Сейчас так никто не делает; по крайней мере – из числа пишущих.
Тем не менее, они жили – настоящие, истекавшие кровью, болевшие, страдавшие, пугавшиеся раны, плена, гибели.
Их мир не был чёрно-белым, выцветшим, осыпающимся. Нет, он тоже имел цвета и краски.
Пушкин был светлокожий, с годами русевший волосом всё более. Пока был тёмный – смеялся куда заразительней. Чем больше русел, тем меньше улыбался.
Вяземский не искал карьеры, но она его настигала; дураки обвиняли его в том, что он куплен государем, на то они и дураки – едва ли в России был человек, которому было так мало дела до всей этой суеты.
Чаадаев, кажется, в Польше имел дело с проституткой: ушёл, пожав плечами. Это показалось нелепым и бессмысленным – что-то вроде дуэлей, которых, впрочем, он не пугался, как и смерти вообще. Путешествия очень скоро приелись; вино – тем более. По здравом размышлении в конце концов оставались: он сам, Родина, Бог. Тасовать эти карты, только эти карты тасовать.
Раевский изменился характером, когда оставил юношескую привычку выпячивать челюсть, что делало его некрасивым. Но перестал выпячивать – и что-то потухло в глазах. Старший его сын ещё помнил отца с таким лицом, словно тот пугает кого-то или играет с кем-то, а младшие – уже нет.
Бестужев был ласкун, мать его обожала, могла прижать к себе и гладить по голове, ему нравилось. Такой ласковый, что вообще не должен был бы воевать. Но у Бестужева имелась одна аномалия: он был лишён чувства страха. То, что другие преодолевали, он проходил сквозь. Потом уже, болея всем подряд, Бестужев закусывал руку от желудочных болей и рычал: к чёрту бы это всё, к чёрту, – совсем не страшно, но ужасно колет в животе.

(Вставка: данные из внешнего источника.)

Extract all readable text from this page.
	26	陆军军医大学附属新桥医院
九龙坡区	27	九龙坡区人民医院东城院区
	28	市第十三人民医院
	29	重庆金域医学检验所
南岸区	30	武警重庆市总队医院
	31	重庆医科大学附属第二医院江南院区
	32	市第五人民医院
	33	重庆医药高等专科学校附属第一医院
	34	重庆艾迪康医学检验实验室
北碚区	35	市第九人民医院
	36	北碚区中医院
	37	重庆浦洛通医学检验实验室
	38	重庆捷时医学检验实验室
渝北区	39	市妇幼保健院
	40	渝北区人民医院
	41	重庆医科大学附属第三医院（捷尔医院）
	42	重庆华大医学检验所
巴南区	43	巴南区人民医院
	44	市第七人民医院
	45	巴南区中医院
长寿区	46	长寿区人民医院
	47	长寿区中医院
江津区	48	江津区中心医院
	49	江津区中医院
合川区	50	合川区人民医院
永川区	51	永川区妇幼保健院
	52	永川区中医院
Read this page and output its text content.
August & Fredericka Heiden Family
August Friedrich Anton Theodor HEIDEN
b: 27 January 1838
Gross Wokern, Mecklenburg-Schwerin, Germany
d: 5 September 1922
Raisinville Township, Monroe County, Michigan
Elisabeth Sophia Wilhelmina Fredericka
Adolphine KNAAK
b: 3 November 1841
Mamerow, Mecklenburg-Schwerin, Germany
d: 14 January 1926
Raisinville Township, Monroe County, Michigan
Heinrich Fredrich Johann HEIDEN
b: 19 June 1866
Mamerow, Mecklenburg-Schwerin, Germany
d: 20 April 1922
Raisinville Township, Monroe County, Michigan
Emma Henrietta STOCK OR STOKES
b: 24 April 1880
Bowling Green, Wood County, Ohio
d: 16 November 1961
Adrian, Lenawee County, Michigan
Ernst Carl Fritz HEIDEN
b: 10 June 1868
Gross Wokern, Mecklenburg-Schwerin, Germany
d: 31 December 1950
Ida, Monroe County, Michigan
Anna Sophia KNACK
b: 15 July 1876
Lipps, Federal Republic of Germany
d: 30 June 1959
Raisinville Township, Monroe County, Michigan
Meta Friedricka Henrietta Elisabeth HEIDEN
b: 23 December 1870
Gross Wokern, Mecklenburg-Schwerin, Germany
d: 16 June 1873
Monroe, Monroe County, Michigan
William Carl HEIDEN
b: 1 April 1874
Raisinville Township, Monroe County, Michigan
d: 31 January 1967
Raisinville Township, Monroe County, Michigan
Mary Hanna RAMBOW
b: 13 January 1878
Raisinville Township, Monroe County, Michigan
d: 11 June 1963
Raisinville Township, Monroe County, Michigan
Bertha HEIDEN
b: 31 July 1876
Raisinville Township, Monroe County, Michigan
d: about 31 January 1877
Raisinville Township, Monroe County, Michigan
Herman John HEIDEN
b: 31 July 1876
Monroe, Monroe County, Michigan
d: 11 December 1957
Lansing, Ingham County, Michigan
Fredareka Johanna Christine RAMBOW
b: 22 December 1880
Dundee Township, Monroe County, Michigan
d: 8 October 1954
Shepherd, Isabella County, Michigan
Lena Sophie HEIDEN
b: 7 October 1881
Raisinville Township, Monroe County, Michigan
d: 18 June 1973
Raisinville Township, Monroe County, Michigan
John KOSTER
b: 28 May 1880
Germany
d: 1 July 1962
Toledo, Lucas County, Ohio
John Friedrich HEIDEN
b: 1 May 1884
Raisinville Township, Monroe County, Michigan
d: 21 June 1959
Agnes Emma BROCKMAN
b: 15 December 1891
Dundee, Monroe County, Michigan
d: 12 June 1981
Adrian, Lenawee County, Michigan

У Катенина сложилось так: он куда больше думал о культуре, о театре, о поэзии, чем о себе. Но мир настолько не отвечал ему взаимностью, что о чём бы он ни говорил – всегда получалось, что о себе, о своём раздражении. Это многим не нравилось, но не Пушкину. Пушкин всё понимал в Катенине. На свете так и не родился человек, который мог бы оценить Катенина в той же мере, как Пушкин.
Батюшков боялся спать и, когда просыпался, ещё не открыв глаза, проверял состояние своего рассудка, называя предметы, стоящие в комнате, и вспоминая их местоположение. Всё время забывал один подсвечник, в самом углу, совершенно там не нужный.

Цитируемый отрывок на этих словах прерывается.